Big week in AI news, y'all. The government and the big AI labs are getting real friendly, the power bills are getting real ugly, and the revenue rankings just flipped. Let's get into it.
OpenAI Offers The Government A $42.6 Billion Stake
According to the Financial Times, OpenAI has floated handing the US government a 5% equity stake worth about $42.6 billion. Sam Altman is calling it a "Public Wealth Fund," basically the Alaska oil fund but for AI money.
Why it matters: this is a company trying to buy political cover with equity. When you're building something this powerful and this expensive to run, you want the folks in Washington feeling like they've got skin in the game too, not just looking for reasons to regulate you into the ground.
Robert's take: I get the strategy, but handing the government a stake in your company doesn't make the government smarter about AI, it just makes them a shareholder. Those are two different things. I'd rather see clear rules than a check.
White House Drafts Voluntary AI Release Standards
Word is the White House is close to finalizing voluntary standards for how frontier AI models get released to the public, with an announcement possibly coming the week of July 7. Meanwhile OpenAI is reportedly holding back the full public launch of GPT-5.6 after the government asked for early access and more oversight first.
Why it matters: "voluntary" is doing a lot of work in that sentence. Voluntary standards are the kind of thing that work great right up until the first time they're inconvenient for whoever's in charge.
Robert's take: I'd rather have real rules everybody has to follow than a handshake agreement that changes depending on who's asking. If the government wants early access to check these models before they ship, fine, but call it what it is instead of dressing it up as voluntary cooperation.

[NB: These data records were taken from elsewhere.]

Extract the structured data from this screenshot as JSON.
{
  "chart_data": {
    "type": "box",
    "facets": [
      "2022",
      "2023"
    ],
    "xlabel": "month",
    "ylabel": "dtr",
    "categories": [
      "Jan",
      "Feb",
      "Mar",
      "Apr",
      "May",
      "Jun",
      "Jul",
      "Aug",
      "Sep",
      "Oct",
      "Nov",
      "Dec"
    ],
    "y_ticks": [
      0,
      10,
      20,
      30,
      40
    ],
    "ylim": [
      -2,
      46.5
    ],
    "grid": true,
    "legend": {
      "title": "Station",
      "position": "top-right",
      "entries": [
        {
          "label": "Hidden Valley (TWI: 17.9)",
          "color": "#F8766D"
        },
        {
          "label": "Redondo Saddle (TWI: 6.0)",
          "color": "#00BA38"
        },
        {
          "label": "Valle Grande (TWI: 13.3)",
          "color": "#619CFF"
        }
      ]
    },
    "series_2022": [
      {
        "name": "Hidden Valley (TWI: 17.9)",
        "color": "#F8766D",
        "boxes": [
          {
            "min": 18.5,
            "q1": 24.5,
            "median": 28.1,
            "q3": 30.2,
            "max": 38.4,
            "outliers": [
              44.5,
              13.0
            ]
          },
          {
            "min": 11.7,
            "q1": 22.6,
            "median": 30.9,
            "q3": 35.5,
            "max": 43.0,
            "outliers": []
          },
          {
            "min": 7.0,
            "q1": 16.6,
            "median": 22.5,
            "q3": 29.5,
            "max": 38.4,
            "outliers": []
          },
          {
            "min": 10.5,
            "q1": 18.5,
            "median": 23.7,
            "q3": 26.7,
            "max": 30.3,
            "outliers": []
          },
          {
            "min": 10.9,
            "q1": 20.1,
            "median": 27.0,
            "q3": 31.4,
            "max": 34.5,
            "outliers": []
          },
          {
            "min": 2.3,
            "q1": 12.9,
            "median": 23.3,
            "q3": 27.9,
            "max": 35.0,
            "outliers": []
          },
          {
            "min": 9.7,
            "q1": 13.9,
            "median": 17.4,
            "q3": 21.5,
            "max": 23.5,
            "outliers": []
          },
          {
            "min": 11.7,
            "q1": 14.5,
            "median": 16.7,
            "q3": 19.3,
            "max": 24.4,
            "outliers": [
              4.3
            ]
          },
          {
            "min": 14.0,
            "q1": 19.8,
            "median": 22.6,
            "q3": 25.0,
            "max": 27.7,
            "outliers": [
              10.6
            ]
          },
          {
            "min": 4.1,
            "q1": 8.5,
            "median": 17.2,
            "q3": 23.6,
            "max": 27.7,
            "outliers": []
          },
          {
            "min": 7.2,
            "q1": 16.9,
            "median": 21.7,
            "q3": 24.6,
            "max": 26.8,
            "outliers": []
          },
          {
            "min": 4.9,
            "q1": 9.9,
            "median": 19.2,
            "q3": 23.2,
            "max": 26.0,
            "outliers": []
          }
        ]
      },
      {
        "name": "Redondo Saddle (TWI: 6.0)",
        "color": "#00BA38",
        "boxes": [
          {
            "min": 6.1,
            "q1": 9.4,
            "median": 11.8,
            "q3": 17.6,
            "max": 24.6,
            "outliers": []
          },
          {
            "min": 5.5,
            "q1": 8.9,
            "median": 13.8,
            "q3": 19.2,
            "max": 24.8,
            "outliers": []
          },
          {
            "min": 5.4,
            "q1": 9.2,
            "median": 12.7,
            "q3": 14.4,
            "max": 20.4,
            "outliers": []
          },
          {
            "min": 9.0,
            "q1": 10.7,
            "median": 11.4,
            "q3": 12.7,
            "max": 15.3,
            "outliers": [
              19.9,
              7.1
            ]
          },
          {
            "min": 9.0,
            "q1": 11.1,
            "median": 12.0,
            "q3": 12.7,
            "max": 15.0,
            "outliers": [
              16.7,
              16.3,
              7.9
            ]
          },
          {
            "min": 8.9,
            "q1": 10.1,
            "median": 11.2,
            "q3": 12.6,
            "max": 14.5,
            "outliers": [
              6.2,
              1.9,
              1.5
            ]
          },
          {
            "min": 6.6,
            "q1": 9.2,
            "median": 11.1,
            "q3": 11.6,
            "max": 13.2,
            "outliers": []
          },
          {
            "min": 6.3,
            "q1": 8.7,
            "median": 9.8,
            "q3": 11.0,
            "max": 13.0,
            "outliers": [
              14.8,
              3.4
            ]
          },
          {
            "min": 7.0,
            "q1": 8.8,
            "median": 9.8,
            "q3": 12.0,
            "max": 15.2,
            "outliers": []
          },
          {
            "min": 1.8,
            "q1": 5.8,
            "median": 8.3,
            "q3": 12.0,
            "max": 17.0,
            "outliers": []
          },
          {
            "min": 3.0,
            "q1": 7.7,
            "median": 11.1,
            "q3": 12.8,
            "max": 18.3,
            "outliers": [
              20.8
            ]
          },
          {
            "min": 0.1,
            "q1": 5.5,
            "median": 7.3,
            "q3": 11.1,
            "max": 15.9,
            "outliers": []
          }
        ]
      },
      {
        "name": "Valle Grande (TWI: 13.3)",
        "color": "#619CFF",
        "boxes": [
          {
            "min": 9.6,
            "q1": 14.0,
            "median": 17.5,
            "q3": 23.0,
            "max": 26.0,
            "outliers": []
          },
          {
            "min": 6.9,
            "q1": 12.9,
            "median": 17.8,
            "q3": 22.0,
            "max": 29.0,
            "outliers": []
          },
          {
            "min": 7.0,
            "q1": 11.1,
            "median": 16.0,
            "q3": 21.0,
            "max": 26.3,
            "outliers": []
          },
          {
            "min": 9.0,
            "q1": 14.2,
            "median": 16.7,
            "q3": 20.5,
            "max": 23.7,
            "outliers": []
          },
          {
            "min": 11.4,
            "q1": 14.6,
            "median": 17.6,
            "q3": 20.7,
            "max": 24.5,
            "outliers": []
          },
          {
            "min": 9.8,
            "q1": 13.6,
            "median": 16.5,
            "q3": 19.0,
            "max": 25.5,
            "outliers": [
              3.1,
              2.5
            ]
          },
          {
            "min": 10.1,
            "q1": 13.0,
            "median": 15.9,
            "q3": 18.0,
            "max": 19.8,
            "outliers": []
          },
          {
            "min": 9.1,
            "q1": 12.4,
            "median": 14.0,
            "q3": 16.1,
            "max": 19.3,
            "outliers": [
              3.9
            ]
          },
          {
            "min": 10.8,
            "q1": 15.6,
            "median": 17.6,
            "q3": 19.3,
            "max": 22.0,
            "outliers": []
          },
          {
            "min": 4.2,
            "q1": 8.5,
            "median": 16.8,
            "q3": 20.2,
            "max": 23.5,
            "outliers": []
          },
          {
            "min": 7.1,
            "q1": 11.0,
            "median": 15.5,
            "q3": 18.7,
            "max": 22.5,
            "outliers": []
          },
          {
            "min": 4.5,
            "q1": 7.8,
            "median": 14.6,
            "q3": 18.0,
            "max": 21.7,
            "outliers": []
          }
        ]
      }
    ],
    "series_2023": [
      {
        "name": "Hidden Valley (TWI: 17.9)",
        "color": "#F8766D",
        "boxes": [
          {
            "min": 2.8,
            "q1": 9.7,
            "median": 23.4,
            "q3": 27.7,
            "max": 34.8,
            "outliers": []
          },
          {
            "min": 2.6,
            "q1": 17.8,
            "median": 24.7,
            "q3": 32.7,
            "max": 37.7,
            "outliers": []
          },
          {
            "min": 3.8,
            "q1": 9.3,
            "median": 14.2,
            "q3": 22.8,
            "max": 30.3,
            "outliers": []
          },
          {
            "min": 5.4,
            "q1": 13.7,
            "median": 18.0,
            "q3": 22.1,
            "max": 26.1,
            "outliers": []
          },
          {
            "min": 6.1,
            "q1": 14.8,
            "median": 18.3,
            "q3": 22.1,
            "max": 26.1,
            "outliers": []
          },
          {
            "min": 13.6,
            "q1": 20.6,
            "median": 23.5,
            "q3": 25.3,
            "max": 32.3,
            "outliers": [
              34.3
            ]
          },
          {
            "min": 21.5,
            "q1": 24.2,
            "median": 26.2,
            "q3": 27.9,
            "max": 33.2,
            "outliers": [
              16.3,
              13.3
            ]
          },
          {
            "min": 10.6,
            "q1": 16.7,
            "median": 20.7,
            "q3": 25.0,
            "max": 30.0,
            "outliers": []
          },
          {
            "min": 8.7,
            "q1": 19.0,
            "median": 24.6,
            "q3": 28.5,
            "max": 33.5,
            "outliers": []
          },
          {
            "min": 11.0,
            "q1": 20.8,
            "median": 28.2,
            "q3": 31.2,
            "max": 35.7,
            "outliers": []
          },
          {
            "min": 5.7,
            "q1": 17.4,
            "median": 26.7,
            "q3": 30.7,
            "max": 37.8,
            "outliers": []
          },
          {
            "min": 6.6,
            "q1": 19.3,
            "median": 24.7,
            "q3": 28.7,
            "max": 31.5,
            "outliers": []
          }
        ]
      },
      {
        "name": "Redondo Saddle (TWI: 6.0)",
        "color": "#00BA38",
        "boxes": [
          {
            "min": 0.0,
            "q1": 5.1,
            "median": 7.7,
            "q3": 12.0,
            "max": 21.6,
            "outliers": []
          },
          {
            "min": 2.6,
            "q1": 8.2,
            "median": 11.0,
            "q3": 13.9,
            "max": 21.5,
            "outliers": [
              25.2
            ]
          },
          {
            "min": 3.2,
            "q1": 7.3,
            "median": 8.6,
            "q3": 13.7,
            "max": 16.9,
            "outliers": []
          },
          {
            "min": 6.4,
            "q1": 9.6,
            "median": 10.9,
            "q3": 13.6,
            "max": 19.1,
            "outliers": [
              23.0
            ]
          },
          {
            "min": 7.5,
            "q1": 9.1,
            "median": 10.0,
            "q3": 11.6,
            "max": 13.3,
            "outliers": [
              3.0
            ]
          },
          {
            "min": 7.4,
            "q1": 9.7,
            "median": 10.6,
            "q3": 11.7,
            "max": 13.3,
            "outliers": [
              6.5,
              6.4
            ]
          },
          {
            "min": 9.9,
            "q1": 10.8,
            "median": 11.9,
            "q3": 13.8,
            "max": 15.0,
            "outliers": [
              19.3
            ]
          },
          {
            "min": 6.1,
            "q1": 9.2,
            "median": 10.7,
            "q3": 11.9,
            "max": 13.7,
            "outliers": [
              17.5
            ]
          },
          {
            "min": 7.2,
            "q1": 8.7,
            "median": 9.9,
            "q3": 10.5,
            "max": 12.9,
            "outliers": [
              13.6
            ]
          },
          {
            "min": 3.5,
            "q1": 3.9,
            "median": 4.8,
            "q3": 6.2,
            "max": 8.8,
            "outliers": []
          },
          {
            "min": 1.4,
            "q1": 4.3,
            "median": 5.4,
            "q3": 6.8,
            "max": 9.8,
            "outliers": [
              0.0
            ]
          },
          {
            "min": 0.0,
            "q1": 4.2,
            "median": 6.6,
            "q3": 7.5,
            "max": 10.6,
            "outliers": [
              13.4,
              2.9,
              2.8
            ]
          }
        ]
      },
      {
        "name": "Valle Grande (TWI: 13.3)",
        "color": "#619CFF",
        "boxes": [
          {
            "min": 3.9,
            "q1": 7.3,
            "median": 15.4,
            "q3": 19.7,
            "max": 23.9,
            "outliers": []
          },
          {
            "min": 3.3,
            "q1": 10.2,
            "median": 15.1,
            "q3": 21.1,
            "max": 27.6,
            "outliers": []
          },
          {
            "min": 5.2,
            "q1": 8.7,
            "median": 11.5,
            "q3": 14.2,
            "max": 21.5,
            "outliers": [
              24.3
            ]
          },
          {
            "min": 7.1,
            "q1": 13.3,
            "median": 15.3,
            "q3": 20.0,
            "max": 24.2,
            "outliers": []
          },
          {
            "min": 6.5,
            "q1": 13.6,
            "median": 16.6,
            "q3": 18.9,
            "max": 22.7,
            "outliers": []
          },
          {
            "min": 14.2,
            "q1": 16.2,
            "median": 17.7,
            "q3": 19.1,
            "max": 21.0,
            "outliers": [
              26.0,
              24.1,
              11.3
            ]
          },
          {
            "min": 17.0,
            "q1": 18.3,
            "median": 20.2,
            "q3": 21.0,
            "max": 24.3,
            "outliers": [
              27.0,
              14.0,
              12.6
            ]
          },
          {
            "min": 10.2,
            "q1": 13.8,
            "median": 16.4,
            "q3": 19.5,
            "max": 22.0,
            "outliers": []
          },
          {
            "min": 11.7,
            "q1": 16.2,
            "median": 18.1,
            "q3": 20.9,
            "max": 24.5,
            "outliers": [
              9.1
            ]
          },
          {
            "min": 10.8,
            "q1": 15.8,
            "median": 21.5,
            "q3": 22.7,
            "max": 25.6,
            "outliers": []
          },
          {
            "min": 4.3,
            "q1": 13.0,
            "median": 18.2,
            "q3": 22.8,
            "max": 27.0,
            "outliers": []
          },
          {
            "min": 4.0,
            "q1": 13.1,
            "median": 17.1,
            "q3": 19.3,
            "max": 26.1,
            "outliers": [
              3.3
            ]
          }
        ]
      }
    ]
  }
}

Anthropic Passes OpenAI On Revenue
Reports out this week say Anthropic has overtaken OpenAI on revenue. That's a real shift, considering OpenAI has spent the last few years as the name everybody outside the industry actually knows.
Why it matters: revenue isn't the same as market share or brand recognition, but it tells you something about where the paying customers are actually going, especially on the enterprise side where the real money lives.
Robert's take: I use Claude every day to run this whole operation, so I'm not exactly a neutral observer here. But this is a good reminder that the loudest company in the room isn't always the one winning the business that pays the bills.
Google's Power Bill Is Exploding
Google's latest environmental report shows electricity consumption jumped 37% year over year, the biggest increase in the company's history, and they're pointing straight at AI infrastructure and data centers as the cause.
Why it matters: everybody's been talking about AI's energy problem in the abstract for a couple years now. This is a real number from a real company saying yep, it's here, and it's bigger than we thought.
Robert's take: numbers like this are why I don't buy the idea that AI scales for free just because the software gets cheaper. Somebody's paying for that power, and eventually that cost shows up somewhere, either in your electric bill or in what these companies charge you to use their models.